While basketball has helped shape Malcolm into the man he is today, his story is still being written, with its most powerful chapters yet to come. The vehicle through which he brings his ideas to life, however, has been evident since childhood.

"Ever since I was a kid, I had this idea of becoming a business person or entrepreneur," he shares. "I sold water bottles and candy in middle school. In high school, I would flip shoes and sell t-shirts."

"I've always had this grind, this hustle, and I knew that whenever basketball was done, I was going to do something in business."

"The hard part was figuring out what that was exactly."

Later seeing the opportunity to help other athletes through experiences similar to his own, and using his media platform to inspire a young generation, Malcolm made advocacy his business.

"When I look at everything that I'm advocating for, it's all about inspiring and empowering the athletes who are empowering the next generation," he explains. "Growing up as a Black kid, I looked up to athletes because that was what I saw, and sports is such a big part of Black culture.

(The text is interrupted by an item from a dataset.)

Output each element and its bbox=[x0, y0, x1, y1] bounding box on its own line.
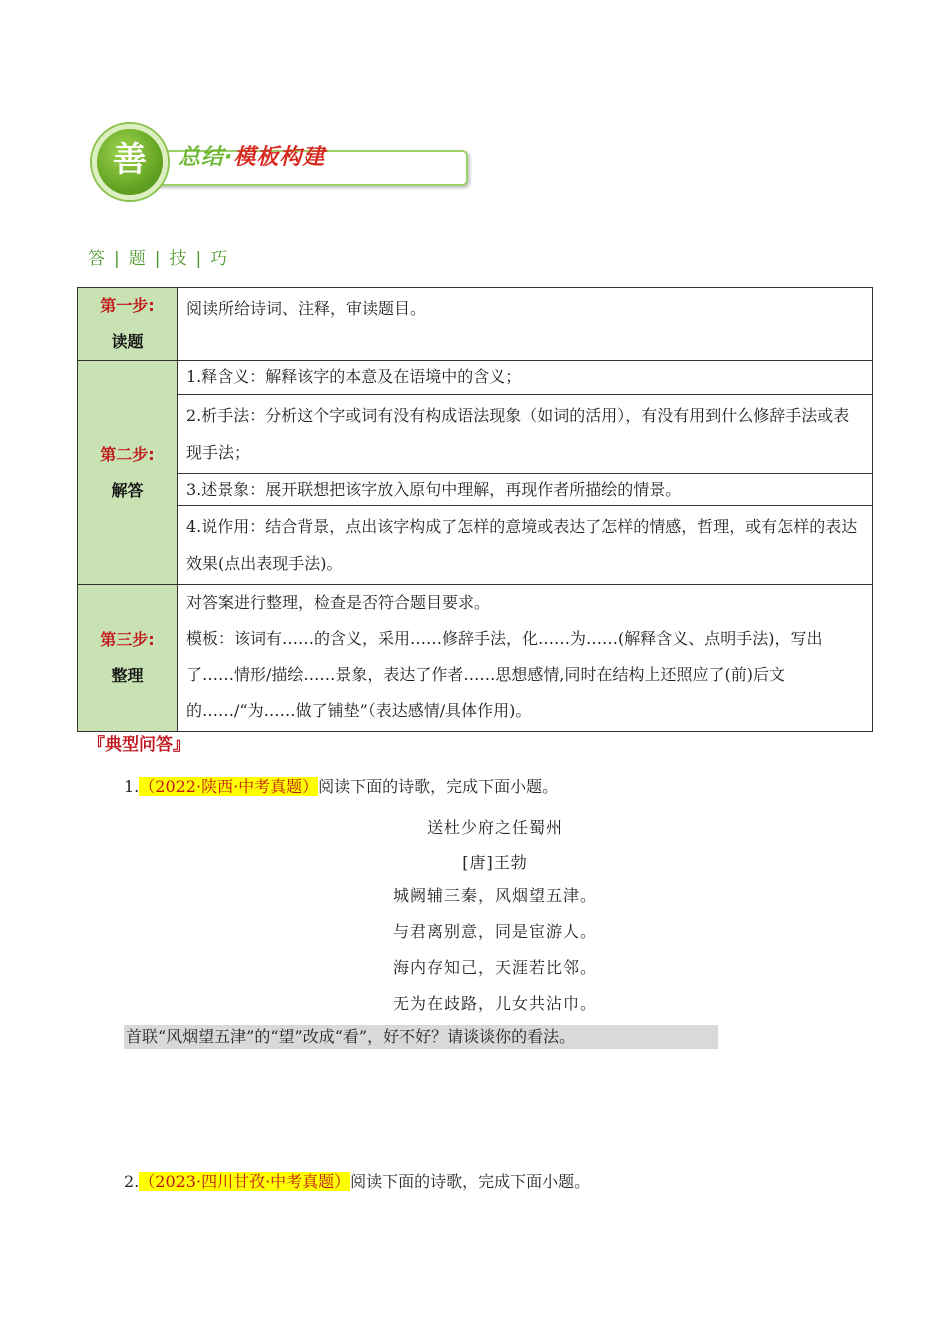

"When we empower the people that kids look up to, when we educate them; when they are inspiring the next generation to be better, then we as a culture are better."

"So, my work and my thinking process has shifted towards; how can I encourage and empower athletes to use their brands for the greater good of the world?"

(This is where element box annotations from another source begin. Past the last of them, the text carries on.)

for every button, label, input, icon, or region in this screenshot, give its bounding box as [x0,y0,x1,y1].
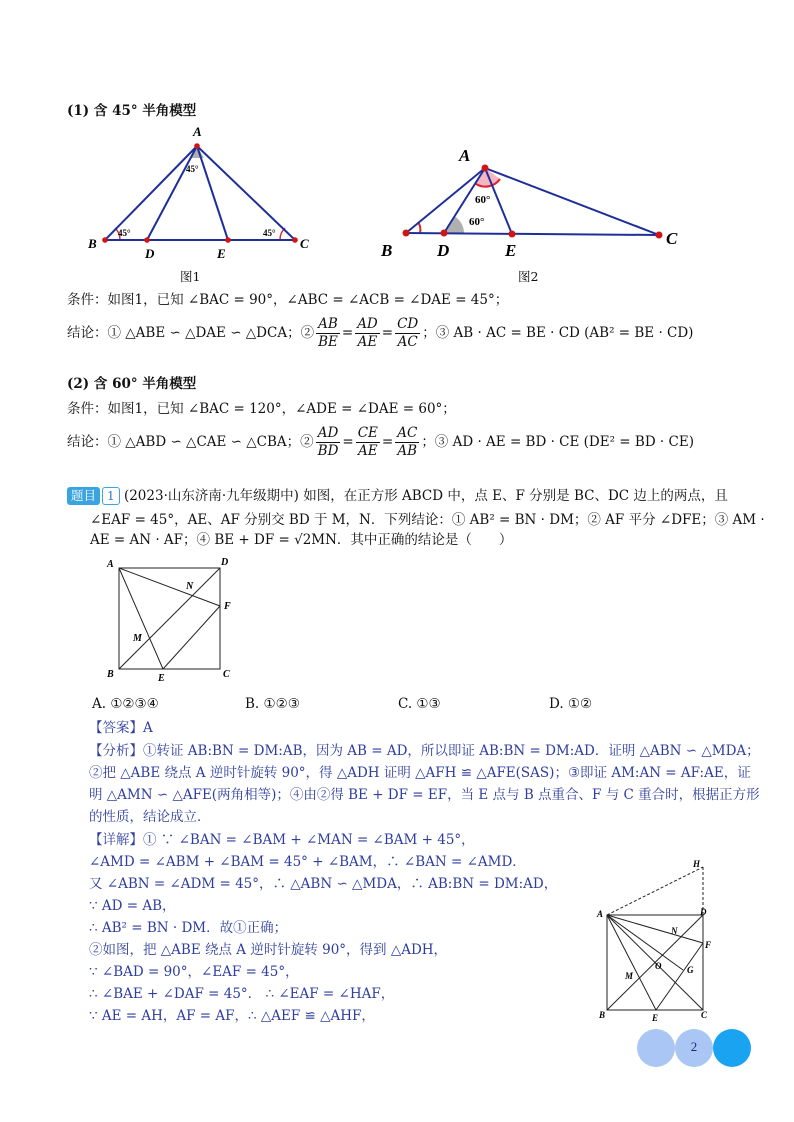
section1-conclusion-a: 结论：① △ABE ∽ △DAE ∽ △DCA；② [67,325,315,341]
frac-denominator: AB [397,442,418,459]
frac-numerator: CD [397,315,419,332]
section1-condition: 条件：如图1，已知 ∠BAC = 90°，∠ABC = ∠ACB = ∠DAE = 45°； [67,292,509,308]
proof-square-diagram [590,855,720,1025]
section2-fraction-1 [316,425,341,460]
sq-label-e: E [158,673,165,684]
fig1-angle-right-label: 45° [263,228,276,238]
fig2-point-c [656,232,663,239]
analysis-line-2: ②把 △ABE 绕点 A 逆时针旋转 90°，得 △ADH 证明 △AFH ≌ △AFE(SAS)；③即证 AM:AN = AF:AE，证 [89,765,751,781]
frac-numerator: AC [397,424,418,441]
fig2-label-d: D [437,241,450,260]
section1-conclusion [67,311,732,355]
proof-label-m: M [625,971,634,981]
detail-line-1: 【详解】① ∵ ∠BAN = ∠BAM + ∠MAN = ∠BAM + 45°， [89,832,475,848]
problem-tag: 题目 [67,487,100,505]
section2-fraction-3 [395,425,419,460]
proof-label-e: E [652,1013,659,1023]
section2-condition: 条件：如图1，已知 ∠BAC = 120°，∠ADE = ∠DAE = 60°； [67,401,456,417]
segment-af [119,568,220,606]
equals-sign: = [341,325,354,341]
proof-segment-ef [656,943,703,1010]
fig2-point-e [509,231,516,238]
proof-label-n: N [671,926,678,936]
proof-label-f: F [705,940,712,950]
equals-sign: = [381,434,394,450]
equals-sign: = [381,325,394,341]
detail-line-6: ②如图，把 △ABE 绕点 A 逆时针旋转 90°，得到 △ADH， [89,942,448,958]
section2-conclusion-a: 结论：① △ABD ∽ △CAE ∽ △CBA；② [67,434,314,450]
analysis-line-3: 明 △AMN ∽ △AFE(两角相等)；④由②得 BE + DF = EF，当 E 点与 B 点重合、F 与 C 重合时，根据正方形 [89,787,760,803]
fig2-label-a: A [459,146,471,165]
section1-fraction-2 [355,316,380,351]
proof-label-b: B [599,1010,606,1020]
fig2-point-b [403,230,410,237]
fig1-point-a [194,143,200,149]
proof-label-d: D [700,907,707,917]
frac-denominator: BE [318,333,338,350]
proof-label-h: H [693,859,701,869]
sq-label-f: F [224,601,231,612]
fig1-label-c: C [300,236,309,251]
sq-label-d: D [221,557,229,568]
frac-denominator: BD [317,442,339,459]
problem-square-diagram [100,555,245,685]
fig1-angle-left-label: 45° [118,228,131,238]
fig1-caption: 图1 [180,269,201,284]
option-b[interactable]: B. ①②③ [245,696,300,712]
fig1-point-c [292,237,298,243]
proof-segment-ah [607,867,703,915]
detail-line-4: ∵ AD = AB， [89,898,176,914]
fig2-point-a [482,165,489,172]
section2-fraction-2 [356,425,380,460]
proof-segment-ag [607,915,683,970]
proof-label-g: G [687,965,694,975]
segment-ae [119,568,163,669]
option-a[interactable]: A. ①②③④ [92,696,159,712]
page-circle-left [637,1029,675,1067]
proof-label-c: C [701,1010,708,1020]
page-number: 2 [690,1039,698,1054]
fig2-side-ac [485,168,659,235]
problem-line1-text: (2023·山东济南·九年级期中) 如图，在正方形 ABCD 中，点 E、F 分别是 BC、DC 边上的两点，且 [123,488,728,504]
square-diagonal-bd [119,568,220,669]
figure2-triangle-diagram [372,140,692,265]
proof-segment-ae [607,915,656,1010]
analysis-line-4: 的性质，结论成立． [89,809,211,825]
section1-fraction-3 [395,316,420,351]
sq-label-m: M [133,633,142,644]
fig1-point-b [102,237,108,243]
fig2-angle-a-label: 60° [475,194,491,206]
fig1-angle-top-label: 45° [186,164,199,174]
section1-fraction-1 [316,316,340,351]
detail-line-2: ∠AMD = ∠ABM + ∠BAM = 45° + ∠BAM，∴ ∠BAN = ∠AMD． [89,854,526,870]
section2-conclusion [67,420,731,464]
fig2-angle-d-label: 60° [469,216,485,228]
sq-label-b: B [107,669,114,680]
fig1-label-b: B [88,236,97,251]
proof-label-a: A [597,909,604,919]
problem-line1 [67,486,728,506]
figure1-triangle-diagram [80,120,320,265]
option-d[interactable]: D. ①② [549,696,593,712]
sq-label-n: N [186,581,194,592]
analysis-line-1: 【分析】①转证 AB:BN = DM:AB，因为 AB = AD，所以即证 AB:BN = DM:AD．证明 △ABN ∽ △MDA； [89,743,760,759]
fig2-label-e: E [505,241,517,260]
fig1-point-e [225,237,231,243]
frac-numerator: AB [316,316,340,334]
problem-line3: AE = AN · AF；④ BE + DF = √2MN．其中正确的结论是（ ） [90,532,513,548]
fig2-point-d [441,230,448,237]
problem-line2: ∠EAF = 45°，AE、AF 分别交 BD 于 M，N．下列结论：① AB² = BN · DM；② AF 平分 ∠DFE；③ AM · [90,512,765,528]
fig1-label-d: D [145,246,155,261]
fig1-side-ab [105,146,197,240]
sq-label-a: A [107,559,114,570]
proof-label-o: O [655,961,662,971]
answer-label: 【答案】A [89,720,153,736]
section2-heading: (2) 含 60° 半角模型 [67,376,197,392]
detail-line-7: ∵ ∠BAD = 90°，∠EAF = 45°， [89,964,299,980]
frac-numerator: CE [357,424,378,441]
page-circle-right [713,1029,751,1067]
fig1-label-e: E [217,246,226,261]
fig1-segment-ad [147,146,197,240]
segment-ef [163,606,220,669]
section1-heading: (1) 含 45° 半角模型 [67,103,197,119]
frac-denominator: AE [358,442,378,459]
option-c[interactable]: C. ①③ [398,696,441,712]
detail-line-8: ∴ ∠BAE + ∠DAF = 45°． ∴ ∠EAF = ∠HAF， [89,986,395,1002]
fig2-label-b: B [381,241,393,260]
frac-denominator: AE [357,333,378,350]
detail-line-3: 又 ∠ABN = ∠ADM = 45°，∴ △ABN ∽ △MDA，∴ AB:BN = DM:AD， [89,876,558,892]
fig1-label-a: A [193,124,202,139]
section1-conclusion-b: ；③ AB · AC = BE · CD (AB² = BE · CD) [422,325,694,341]
sq-label-c: C [223,669,230,680]
fig2-caption: 图2 [518,269,539,284]
detail-line-5: ∴ AB² = BN · DM．故①正确； [89,920,288,936]
frac-numerator: AD [357,315,378,332]
section2-conclusion-b: ；③ AD · AE = BD · CE (DE² = BD · CE) [421,434,694,450]
fig1-point-d [144,237,150,243]
problem-number: 1 [102,487,120,505]
fig2-label-c: C [666,229,678,248]
frac-denominator: AC [397,333,418,350]
detail-line-9: ∵ AE = AH，AF = AF，∴ △AEF ≌ △AHF， [89,1008,375,1024]
frac-numerator: AD [316,425,341,443]
equals-sign: = [342,434,354,450]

As Malcolm took on more projects, connected with more athletes, and reflected deeply on his own experiences, his attention began to shift toward social justice and mental health. In 2020, he founded Athletes Unheard after realizing his own mental health struggles.

"A lot of times, your purpose or what you feel called to do comes from your own pain, and that's how it started for me," Malcolm shares. "I never heard much about mental health growing up, but as a kid coming from a single-parent household and going through many traumatic experiences, I believe that's part of the reason why my mental health suffered over the years."

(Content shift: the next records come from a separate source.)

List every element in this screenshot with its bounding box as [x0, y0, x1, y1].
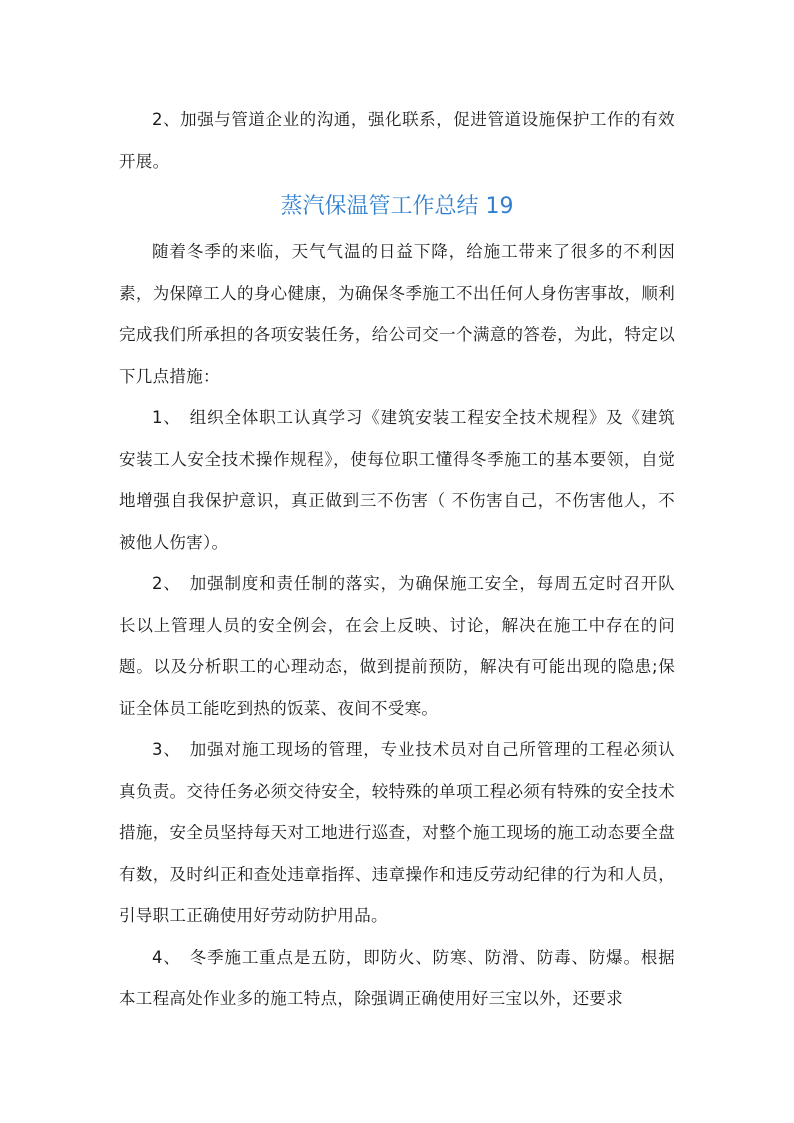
paragraph-item-1: 1、 组织全体职工认真学习《建筑安装工程安全技术规程》及《建筑安装工人安全技术操作规程》，使每位职工懂得冬季施工的基本要领，自觉地增强自我保护意识，真正做到三不伤害（ 不伤害自己，不伤害他人，不被他人伤害）。 — [119, 408, 675, 552]
section-heading: 蒸汽保温管工作总结 19 — [280, 194, 514, 219]
paragraph-prev-item-2: 2、加强与管道企业的沟通，强化联系，促进管道设施保护工作的有效开展。 — [119, 110, 675, 171]
paragraph-item-2: 2、 加强制度和责任制的落实，为确保施工安全，每周五定时召开队长以上管理人员的安全例会，在会上反映、讨论，解决在施工中存在的问题。以及分析职工的心理动态，做到提前预防，解决有可能出现的隐患;保证全体员工能吃到热的饭菜、夜间不受寒。 — [119, 574, 675, 718]
paragraph-item-3: 3、 加强对施工现场的管理，专业技术员对自己所管理的工程必须认真负责。交待任务必须交待安全，较特殊的单项工程必须有特殊的安全技术措施，安全员坚持每天对工地进行巡查，对整个施工现场的施工动态要全盘有数，及时纠正和查处违章指挥、违章操作和违反劳动纪律的行为和人员，引导职工正确使用好劳动防护用品。 — [119, 740, 675, 925]
document-page — [119, 99, 675, 1020]
paragraph-item-4: 4、 冬季施工重点是五防，即防火、防寒、防滑、防毒、防爆。根据本工程高处作业多的施工特点，除强调正确使用好三宝以外，还要求 — [119, 947, 675, 1008]
paragraph-intro: 随着冬季的来临，天气气温的日益下降，给施工带来了很多的不利因素，为保障工人的身心健康，为确保冬季施工不出任何人身伤害事故，顺利完成我们所承担的各项安装任务，给公司交一个满意的答卷，为此，特定以下几点措施： — [119, 242, 675, 386]
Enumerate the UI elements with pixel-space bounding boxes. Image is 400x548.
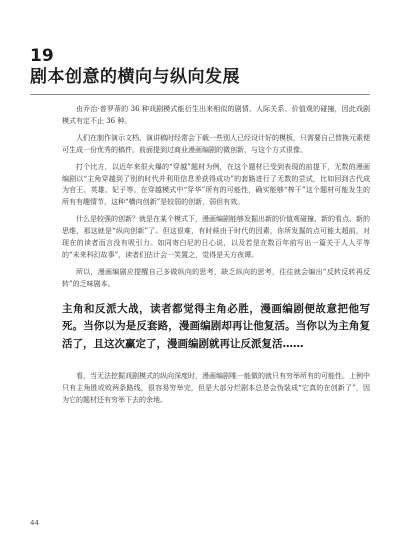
paragraph: 由乔治·普罗蒂的 36 种戏剧模式能衍生出来相似的剧情、人际关系、价值观的碰撞，因此戏剧模式有定不止 36 种。 bbox=[62, 105, 370, 125]
chapter-title: 剧本创意的横向与纵向发展 bbox=[30, 67, 240, 87]
emphasis-quote: 主角和反派大战，读者都觉得主角必胜，漫画编剧便故意把他写死。当你以为是反套路，漫画编剧却再让他复活。当你以为主角复活了，且这次赢定了，漫画编剧就再让反派复活…… bbox=[62, 302, 370, 350]
body-text bbox=[62, 104, 370, 412]
closing-paragraph: 看，当无法挖掘戏剧模式的纵向深度时，漫画编剧唯一能做的就只有穷举所有的可能性。上例中只有主角胜或败两条路线，很容易穷举完，但是大部分烂剧本总是会伪装成“它真的在创新了”，因为它的题材还有穷举下去的余地。 bbox=[62, 372, 370, 404]
paragraph: 什么是较强的创新？就是在某个模式下，漫画编剧能够发掘出新的价值观碰撞、新的看点、新的思维，那这就是“纵向创新”了。但这很难，有时候由于时代的因素，你所发掘的点可能太超前，对现在的读者而言没有吸引力。如同寄白尼的日心说，以及若是在数百年前写出一篇关于人人平等的“未来科幻故事”，读者们估计会一笑置之，觉得是天方夜谭。 bbox=[62, 215, 370, 259]
page-number: 44 bbox=[30, 519, 39, 527]
paragraph: 所以，漫画编剧应提醒自己多做纵向的思考，缺乏纵向的思考，往往就会编出“反转反转再反转”的乏味剧本。 bbox=[62, 267, 370, 288]
chapter-heading bbox=[30, 46, 370, 95]
chapter-number: 19 bbox=[30, 46, 54, 66]
paragraph: 人们在制作演示文档、演讲稿时经常会下载一些别人已经设计好的模板，只需要自己替换元素便可生成一份优秀的稿件。前面提到过商业漫画编剧的微创新，与这个方式很像。 bbox=[62, 133, 370, 154]
paragraph: 打个比方，以近年来很火爆的“穿越”题材为例，在这个题材已受到表现的前提下，无数的漫画编剧以“主角穿越到了别的时代并利用信息差获得成功”的套路进行了无数的尝试，比如回到古代成为官王、英雄、妃子等。在穿越模式中“穿华”所有的可能性，确实能够“榨干”这个题材可能发生的所有有趣情节，这种“横向创新”是较弱的创新，弱但有效。 bbox=[62, 162, 370, 207]
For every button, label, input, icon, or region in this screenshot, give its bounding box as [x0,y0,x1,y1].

Those years spent unaware and in neglect had finally peaked.

"I experienced three severe panic attacks in a span of two weeks and started to realize how much I had been neglecting my mental health," he explains. "At the same time, I kept reading articles about the number of athletes who were suffering from depression and anxiety during this time period."

"I kept wondering why there wasn't an athlete-specific outlet that helped bring more awareness to mental health for athletes, and that's when I jumped on it."

Athletes Unheard allows Malcolm to leverage his skills and platform to help normalize and destigmatize the issue while also creating space for personal healing. Education is at the center of his vision for change.

"I think the biggest thing is educating athletes and people around them about what mental health means and some of the terminology around it. Part of the reason it's uncomfortable and taboo is because we don't understand what it means," he says.

Malcolm aims to reach people through his passion for storytelling, highlighting every day, collegiate, and professional athletes who courageously share their stories in a way that encourages others to do the same.

"One of the most inspiring things that I've been able to see is the number of athletes who have spoken out and given a voice to the voiceless," he says.

Rooted in personal experience and from a platform built from scratch, Malcolm will continue to lends his voice and amplify others'. The issues he tackles are certainly bigger than one person, but Malcolm is committed to igniting the conversation and is just getting started.

"More conversation needs to be had because it's way too important for us as a society not to have them."